LE PRINTEMPS DES IMPORTATEURS
par K. Selim
La lecture «victorieuse» des résultats de l'élection
présidentielle par Amar Saadani n'est pas pour surprendre. Tout va bien, les
Algériens ont «bien» voté. Et même mieux qu'en Occident où 51% est un «grand
taux de participation». De la tchatche à en revendre même si les Algériens
savent que la comparaison est très spécieuse. Sur le même mode triomphaliste,
il clame que les Algériens ont empêché l'importation du «printemps arabe». On
trouverait, en vain, ces importateurs de printemps arabe qui a fait fantasmer
le camp présidentiel et les médias «offshore» qui le soutiennent. Mais on aura
compris que cela fait partie du discours, souvent grotesque, qui essaie de
présenter toutes les demandes démocratiques sous l'angle du complot ourdi.
On fabrique ainsi une fausse menace en insistant très
lourdement sur les terribles années 90 pour décréter, après coup, qu'il ne
«s'est rien passé» et que les Algériens n'ont pas entendu les «fauteurs de
troubles». On peut constater qu'au vu du chiffre officiel de participation -
très fortement mis en doute par divers observateurs et acteurs politiques - que
la peur n'a pas fonctionné. Et elle n'a pas poussé les très nombreux Algériens
à aller voter, ni à les dissuader d'adresser au régime un pacifique haussement
d'épaules. Le discours de la peur ne fabrique pas de l'adhésion. Le régime, en
entier, ne peut se prévaloir d'un soutien «fort» des Algériens, qui ne
cherchent pas à « importer» un hypothétique printemps alors qu'ils ont une
proclamation historique appelant à une république démocratique et sociale.
Ceux qui tentent au nom d'un super-patriotisme de
complexer les Algériens qui veulent les libertés, les droits, la reddition de
comptes de la part des gouvernants devraient faire quelques relectures des
documents du mouvement national et de la révolution. Les Algériens n'importent
pas, ils sont totalement dans leur histoire et font partie du monde. Même dans
les périodes de reflux, d'autoritarisme exacerbé et de caporalisation
généralisée des appareils politiques, beaucoup n'ont pas oublié que le combat
d'hier visait aussi bien l'indépendance que la liberté. Et cette liberté,
encore revendiquée, n'est pas une «invention», une «bid3a» et encore moins une
importation.
LA FORMALITE ELECTORALE ACCOMPLIE QUI PERMET A M.

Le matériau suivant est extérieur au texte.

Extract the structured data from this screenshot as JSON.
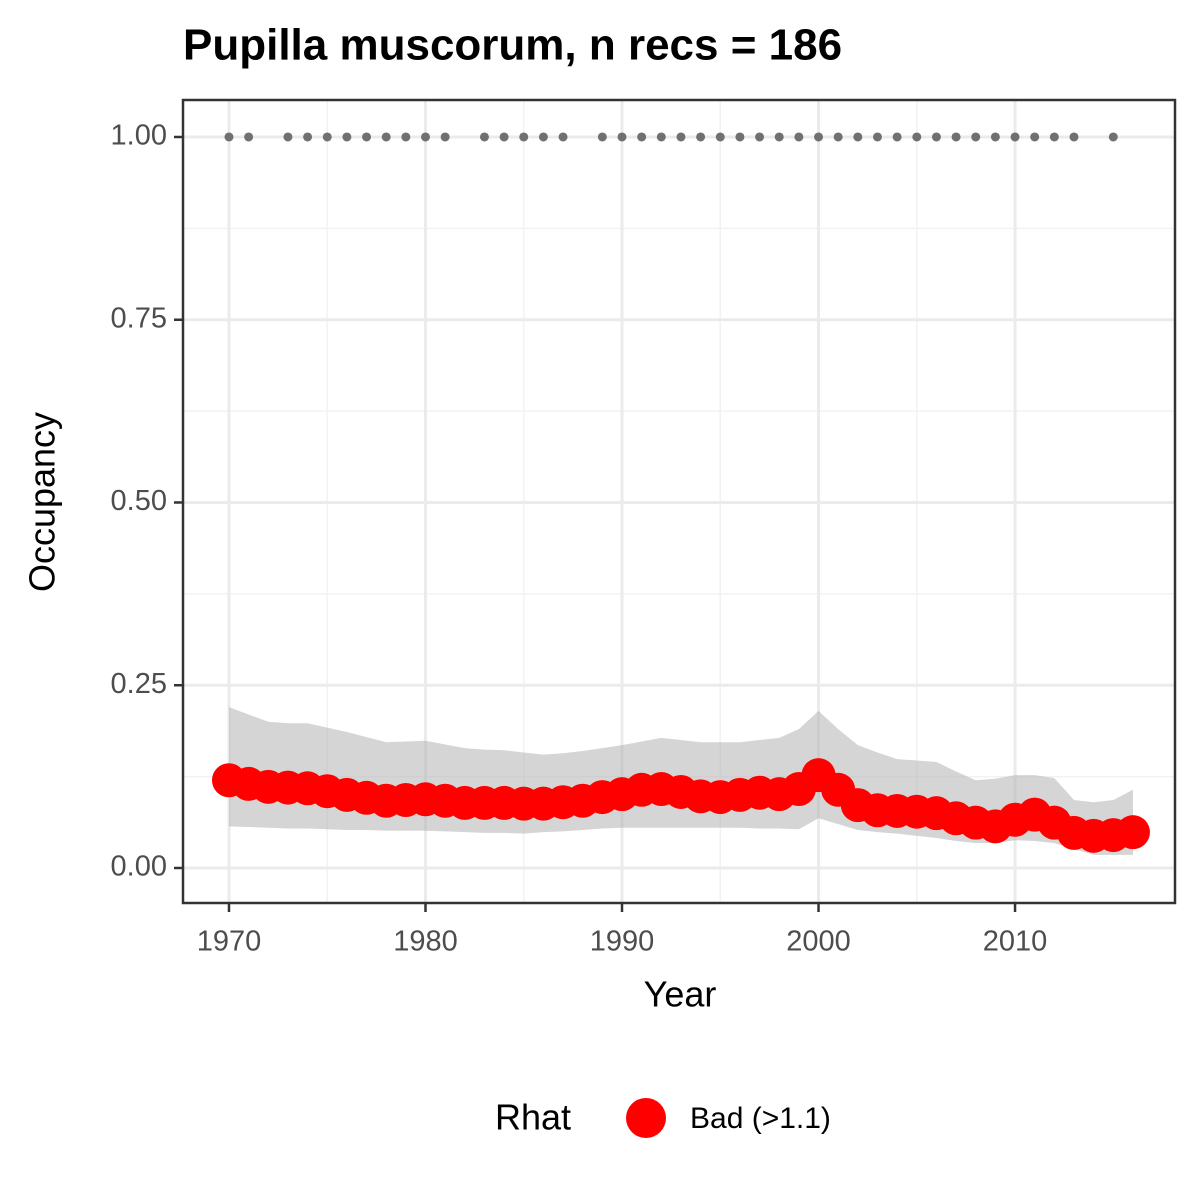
{
  "chart_data": {
    "type": "line",
    "title": "Pupilla muscorum, n recs = 186",
    "x_label": "Year",
    "y_label": "Occupancy",
    "x": [
      1970,
      1971,
      1972,
      1973,
      1974,
      1975,
      1976,
      1977,
      1978,
      1979,
      1980,
      1981,
      1982,
      1983,
      1984,
      1985,
      1986,
      1987,
      1988,
      1989,
      1990,
      1991,
      1992,
      1993,
      1994,
      1995,
      1996,
      1997,
      1998,
      1999,
      2000,
      2001,
      2002,
      2003,
      2004,
      2005,
      2006,
      2007,
      2008,
      2009,
      2010,
      2011,
      2012,
      2013,
      2014,
      2015,
      2016
    ],
    "series": [
      {
        "name": "Bad (>1.1)",
        "color": "#ff0000",
        "values": [
          0.12,
          0.115,
          0.111,
          0.11,
          0.109,
          0.105,
          0.1,
          0.096,
          0.092,
          0.093,
          0.094,
          0.092,
          0.089,
          0.089,
          0.089,
          0.088,
          0.088,
          0.09,
          0.092,
          0.097,
          0.101,
          0.107,
          0.108,
          0.104,
          0.098,
          0.097,
          0.1,
          0.103,
          0.101,
          0.108,
          0.127,
          0.107,
          0.086,
          0.079,
          0.078,
          0.077,
          0.075,
          0.068,
          0.062,
          0.057,
          0.066,
          0.073,
          0.062,
          0.048,
          0.044,
          0.045,
          0.049
        ]
      }
    ],
    "ribbon": {
      "color": "#b3b3b3",
      "upper": [
        0.22,
        0.21,
        0.2,
        0.198,
        0.198,
        0.192,
        0.186,
        0.179,
        0.172,
        0.173,
        0.174,
        0.169,
        0.164,
        0.162,
        0.161,
        0.158,
        0.155,
        0.157,
        0.16,
        0.164,
        0.168,
        0.173,
        0.178,
        0.175,
        0.172,
        0.172,
        0.172,
        0.175,
        0.178,
        0.19,
        0.215,
        0.19,
        0.168,
        0.158,
        0.149,
        0.147,
        0.145,
        0.132,
        0.12,
        0.122,
        0.127,
        0.127,
        0.123,
        0.093,
        0.09,
        0.093,
        0.107
      ],
      "lower": [
        0.057,
        0.056,
        0.055,
        0.054,
        0.054,
        0.053,
        0.052,
        0.052,
        0.051,
        0.051,
        0.051,
        0.05,
        0.049,
        0.048,
        0.048,
        0.047,
        0.049,
        0.05,
        0.052,
        0.054,
        0.055,
        0.055,
        0.055,
        0.055,
        0.055,
        0.055,
        0.055,
        0.054,
        0.054,
        0.053,
        0.068,
        0.06,
        0.052,
        0.049,
        0.047,
        0.044,
        0.041,
        0.037,
        0.034,
        0.034,
        0.038,
        0.037,
        0.034,
        0.026,
        0.018,
        0.018,
        0.018
      ]
    },
    "records": {
      "color": "#707070",
      "x": [
        1970,
        1971,
        1973,
        1974,
        1975,
        1976,
        1977,
        1978,
        1979,
        1980,
        1981,
        1983,
        1984,
        1985,
        1986,
        1987,
        1989,
        1990,
        1991,
        1992,
        1993,
        1994,
        1995,
        1996,
        1997,
        1998,
        1999,
        2000,
        2001,
        2002,
        2003,
        2004,
        2005,
        2006,
        2007,
        2008,
        2009,
        2010,
        2011,
        2012,
        2013,
        2015
      ],
      "values": [
        1,
        1,
        1,
        1,
        1,
        1,
        1,
        1,
        1,
        1,
        1,
        1,
        1,
        1,
        1,
        1,
        1,
        1,
        1,
        1,
        1,
        1,
        1,
        1,
        1,
        1,
        1,
        1,
        1,
        1,
        1,
        1,
        1,
        1,
        1,
        1,
        1,
        1,
        1,
        1,
        1,
        1
      ]
    },
    "legend_title": "Rhat",
    "legend_position": "bottom",
    "xlim": [
      1967.66,
      2018.14
    ],
    "ylim": [
      -0.0479,
      1.0506
    ],
    "xticks": [
      1970,
      1980,
      1990,
      2000,
      2010
    ],
    "yticks": [
      {
        "value": 0,
        "label": "0.00"
      },
      {
        "value": 0.25,
        "label": "0.25"
      },
      {
        "value": 0.5,
        "label": "0.50"
      },
      {
        "value": 0.75,
        "label": "0.75"
      },
      {
        "value": 1,
        "label": "1.00"
      }
    ],
    "grid": true,
    "minor_grid": true
  }
}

SAADANI DE FAIRE DANS LE TRIOMPHALISME NE SIGNIFIE PAS QU'ILS Y RENONCERONT. LA
DEMANDE DE CITOYENNETE QUI NE FAIT PAS PARTIE DE L'OFFRE DU REGIME RESTERA.
D'AUTANT QUE LES ALGERIENS ONT OBSERVE AU COURS DE CETTE DERNIERE CAMPAGNE -
COMME D'AILLEURS DURANT LES LEGISLATIVES - L'EMERGENCE «POLITIQUE» DES FORCES
DE L'ARGENT ET DANS DES MODALITES, OPAQUES, QUI LES ELOIGNENT ENCORE PLUS DE LA
REPUBLIQUE DEMOCRATIQUE ET SOCIALE. ET DE FAIT, LE VRAI PRINTEMPS EST CELUI DES
IMPORTATEURS. ILS «IMPORTENT» COMME LEUR NOM L'INDIQUE. MEME LES DECISIONS
ECONOMIQUES, EN APPARENCE MARQUEES DU SCEAU DU PATRIOTISME, LES SERVENT. DE
TRES NOMBREUX EXPERTS ONT NOTE QUE L'APPLICATION GENERALE DU 51/49% ABOUTISSAIT
DANS LES FAITS A DISSUADER L'INVESTISSEMENT EN ALGERIE. CAR ON EMPECHE LA
FABRICATION DES PRODUITS EN ALGERIE MAIS ON N'INTERDIT PAS LEUR IMPORTATION.
PEU D'IMPORTATEURS AU MONDE SONT AUSSI BIEN PROTEGES. LE STATUQUO POLITIQUE EST
SOUTENU EGALEMENT PAR CES LOGIQUES ANTIECONOMIQUES QUI AFFOLENT LES EXPERTS,
MEME LES PLUS LIBERAUX. ON CHERCHE A MASQUER LES VERITABLES MENACES. LES
LIBERTES, QUI NE SONT PAS DES PRODUITS D'IMPORTATION, NE SONT PAS UNE MENACE.